Journal: Frontiers in Psychology
Languages: English
Types: Article
Subjects: associative learning, Psychology, behavioral inhibition, neuroticism, BF1-990, behavioural inhibition, Original Research, Behavioural activation, behavioral activation, conditioned inhibition
Conditioned inhibition (CI) is demonstrated in classical conditioning when a stimulus is used to signal the omission of an otherwise expected outcome. This basic learning ability is involved in a wide range of normal behaviour - and thus its disruption could produce a correspondingly wide range of behavioural deficits. The present study employed a computer-based task to measure conditioned excitation and inhibition in the same discrimination procedure. Conditioned inhibition by summation test was clearly demonstrated. Additionally summary measures of excitatory and inhibitory learning (difference scores) were calculated in order to explore how performance related to individual differences in a large sample of normal participants (n=176 following exclusion of those not meeting the basic learning criterion).
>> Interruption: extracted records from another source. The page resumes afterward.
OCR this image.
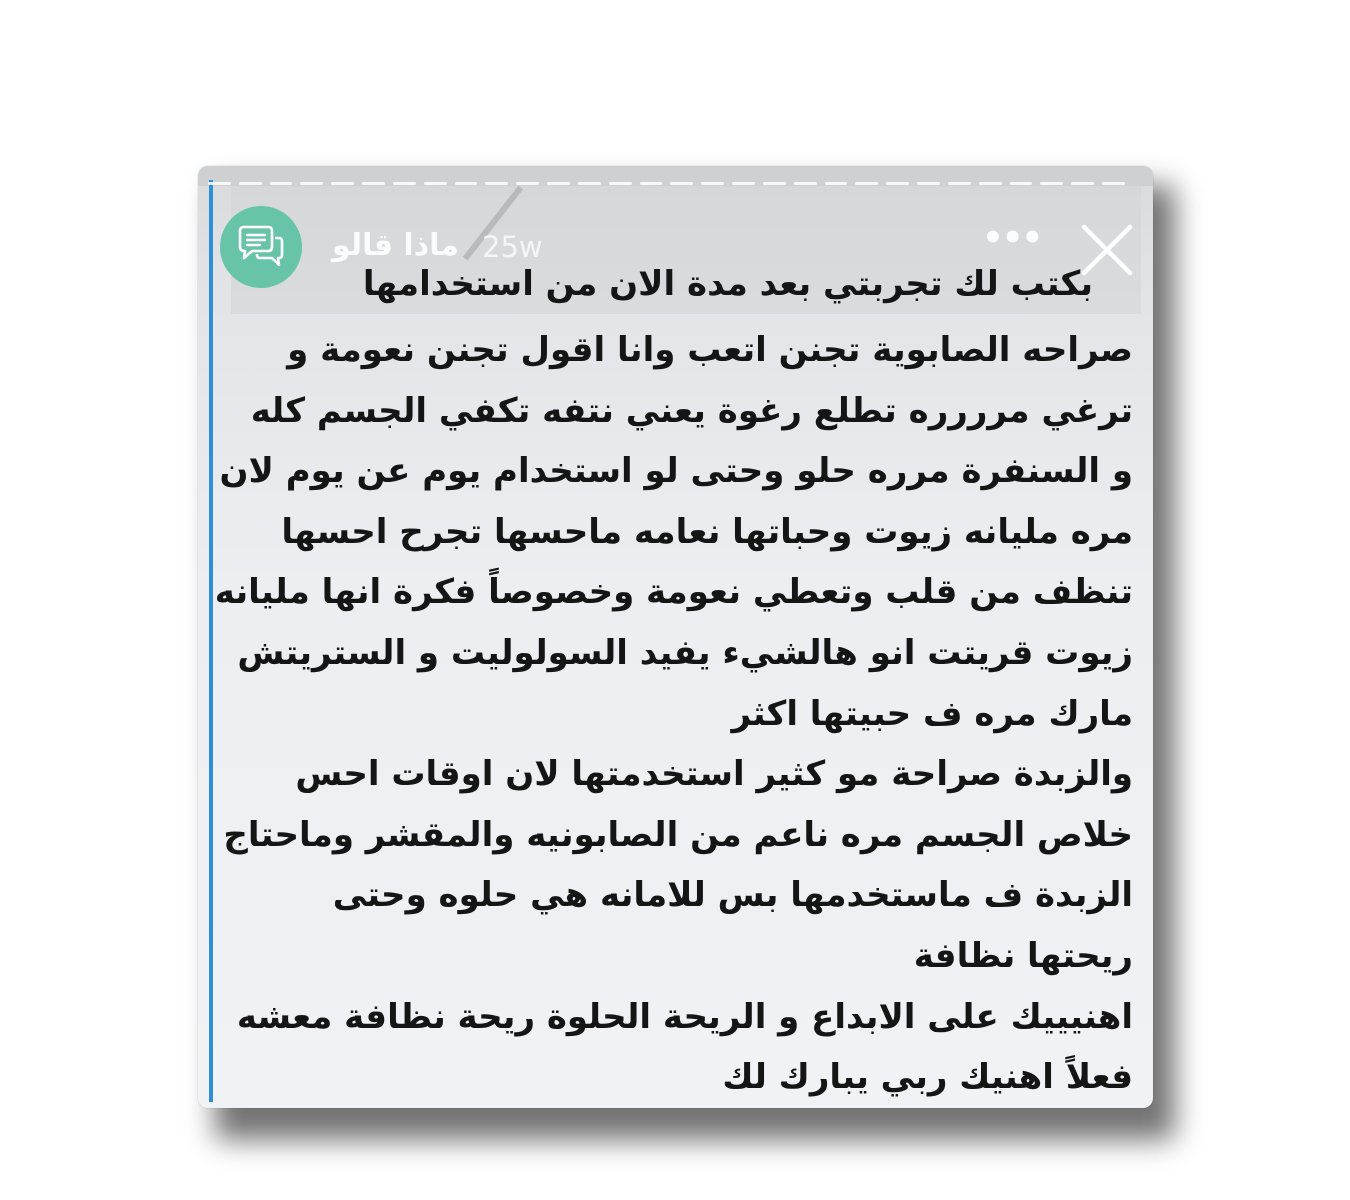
ماذا قالو 25w	•••
بكتب لك تجربتي بعد مدة الان من استخدامها
صراحه الصابوية تجنن اتعب وانا اقول تجنن نعومة و
ترغي مرررره تطلع رغوة يعني نتفه تكفي الجسم كله
و السنفرة مرره حلو وحتى لو استخدام يوم عن يوم لان
مره مليانه زيوت وحباتها نعامه ماحسها تجرح احسها
تنظف من قلب وتعطي نعومة وخصوصاً فكرة انها مليانه
زيوت قريتت انو هالشيء يفيد السولوليت و الستريتش
مارك مره ف حبيتها اكثر
والزبدة صراحة مو كثير استخدمتها لان اوقات احس
خلاص الجسم مره ناعم من الصابونيه والمقشر وماحتاج
الزبدة ف ماستخدمها بس للامانه هي حلوه وحتى
ريحتها نظافة
اهنيييك على الابداع و الريحة الحلوة ريحة نظافة معشه
فعلاً اهنيك ربي يبارك لك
The individual difference measures selected derive from two biologically-based personality theories, Gray’s reinforcement sensitivity theory (1982) and Eysenck’s psychoticism, extraversion and neuroticism theory (1991). Following the behavioural tasks, participants completed the behavioural inhibition system/behavioural activation system scales (BIS/BAS) and the Eysenck personality questionnaire revised short scale (EPQ-RS). Analyses of the relationship between scores on each of the scales and summary measures of excitatory and inhibitory learning suggested that those with higher BAS (specifically the drive sub-scale) and higher EPQ-RS neuroticism showed reduced levels of excitatory conditioning. Inhibitory conditioning was similarly attenuated in those with higher EPQ-RS neuroticism, as well as in those with higher BIS scores. Thus the findings are consistent with higher levels of neuroticism being accompanied by generally impaired associative learning, both inhibitory and excitatory. There was also evidence for some dissociation in the effects of behavioural activation and behavioural inhibition on excitatory and inhibitory learning respectively.